The place near Bay 35th where the getaway boats (one of which was sold at police auction in 1940) might have been moored is no longer accessible, its entrance blocked by a mall. Nearby is the Harbor Motor Inn and a New York Sports Club. A tall aluminum wall blocks the view and access to the water. As for the Ben Machree Boat Club where witnesses saw the Rubel gang make their getaway over the water, an attendant at a fuel oil company nearby said he remembered a boat club being next door years ago. The company may have been on the same site as the fuel oil concern where the witness named Loomis Wolfe in 1934 described one of the getaway boats.
The industrialists who owned the Riverside townhouses are little remembered today, but the products they created or nurtured live on. You can bake with Davis Baking Powder, write with Eberhard Faber pencils, drive on Goodyear tires, brush your teeth with Forhan’s Toothpaste, soothe a sour stomach with medicine containing takadiastase, or even watch a Marion Davies movie. As for their homes, the Seven Beauties kept their shapely forms, solid testaments to the real estate cycles of Manhattan, from the hopeful aspirations of the newly rich in a dynamic young economy, to the decline of postwar neighborhoods, to the new prosperity of twenty-first-century gentrification. Going back to their earliest years, not two decades after they were built, the townhouses already reflected the character that could always be found in Manhattan’s Upper West Side: The respectable and upright mixed with the seamy and sordid, bridged somehow by the bohemian and artistic. That really has always been the promise of New York City, an egalitarian stew.

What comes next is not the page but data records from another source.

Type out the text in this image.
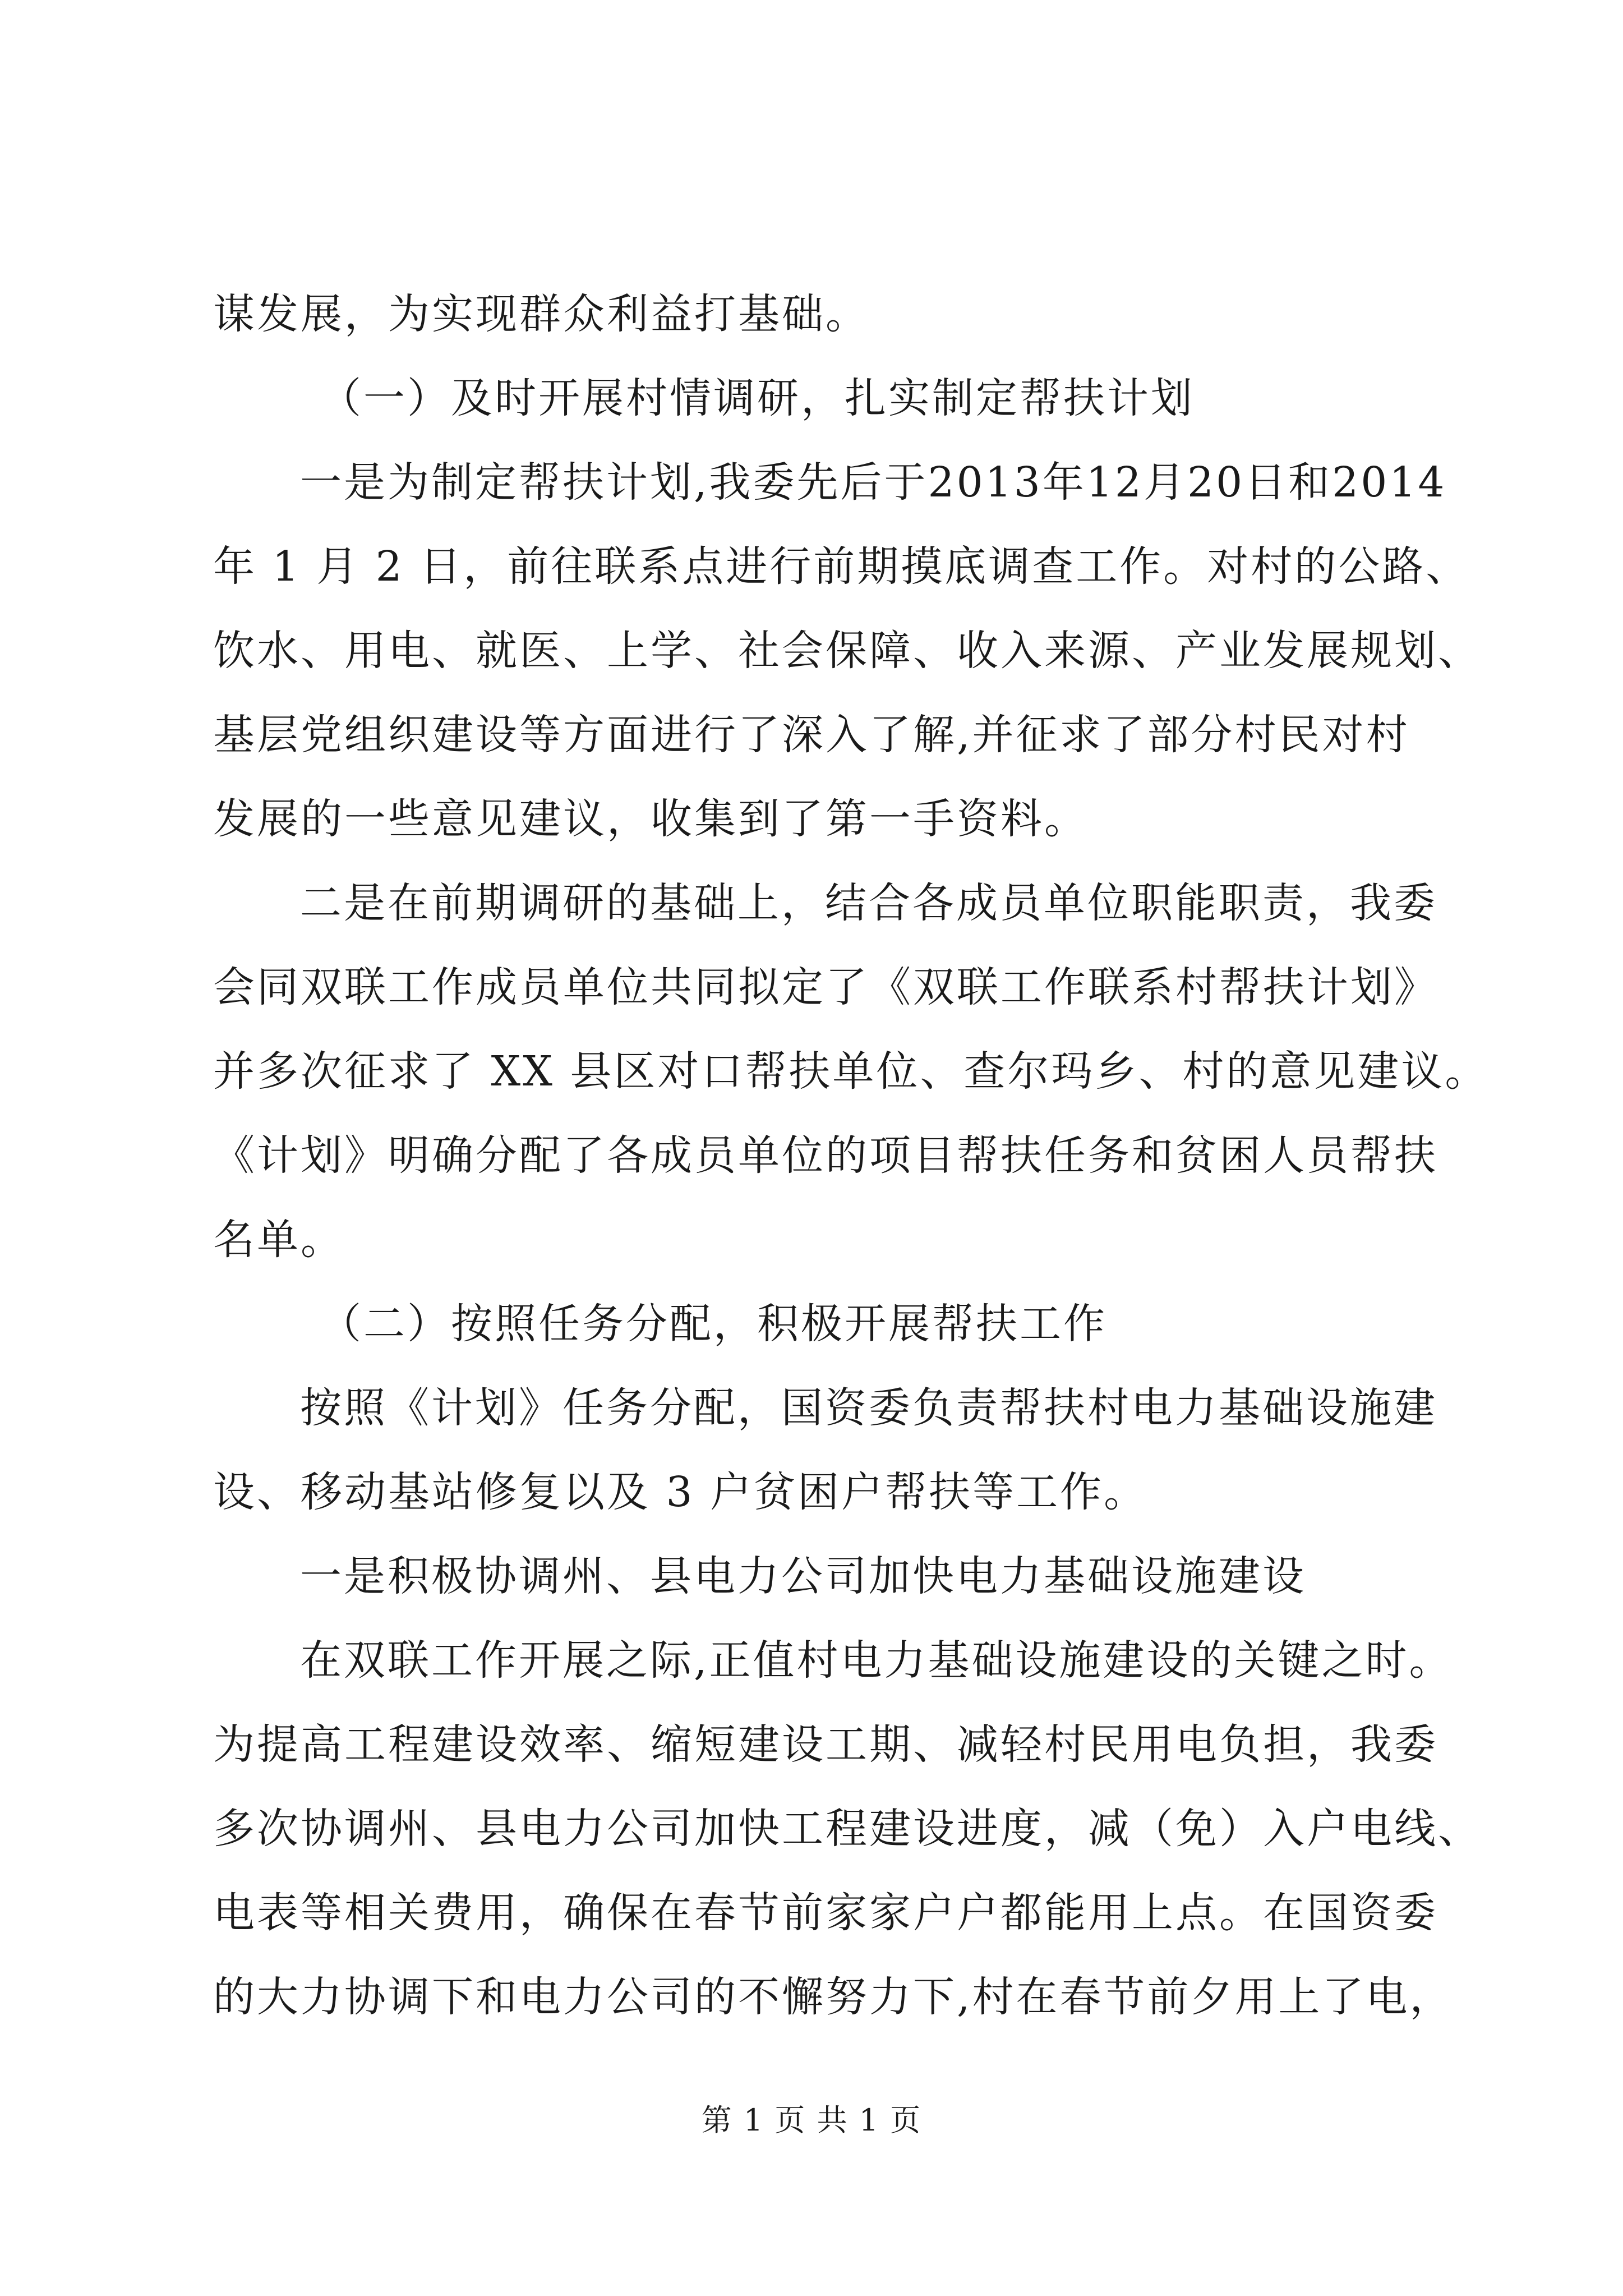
谋发展，为实现群众利益打基础。
（一）及时开展村情调研，扎实制定帮扶计划
一是为制定帮扶计划,我委先后于2013年12月20日和2014
年 1 月 2 日，前往联系点进行前期摸底调查工作。对村的公路、
饮水、用电、就医、上学、社会保障、收入来源、产业发展规划、
基层党组织建设等方面进行了深入了解,并征求了部分村民对村
发展的一些意见建议，收集到了第一手资料。
二是在前期调研的基础上，结合各成员单位职能职责，我委
会同双联工作成员单位共同拟定了《双联工作联系村帮扶计划》
并多次征求了 XX 县区对口帮扶单位、查尔玛乡、村的意见建议。
《计划》明确分配了各成员单位的项目帮扶任务和贫困人员帮扶
名单。
（二）按照任务分配，积极开展帮扶工作
按照《计划》任务分配，国资委负责帮扶村电力基础设施建
设、移动基站修复以及 3 户贫困户帮扶等工作。
一是积极协调州、县电力公司加快电力基础设施建设
在双联工作开展之际,正值村电力基础设施建设的关键之时。
为提高工程建设效率、缩短建设工期、减轻村民用电负担，我委
多次协调州、县电力公司加快工程建设进度，减（免）入户电线、
电表等相关费用，确保在春节前家家户户都能用上点。在国资委
的大力协调下和电力公司的不懈努力下,村在春节前夕用上了电，
第 1 页 共 1 页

Why did I pick these buildings in which to take up mental residence for so long? On the surface, it was pretty convenient. I was lucky enough to live around the corner from the oldest remaining freestanding row of townhouses on Riverside Drive, in a district that had been declared a landmark. I had also spent my childhood in close proximity. They were part of my inner landscape, and their European elegance and charm, their sense of the past, somehow touched in me a longing for another world, or a world gone by.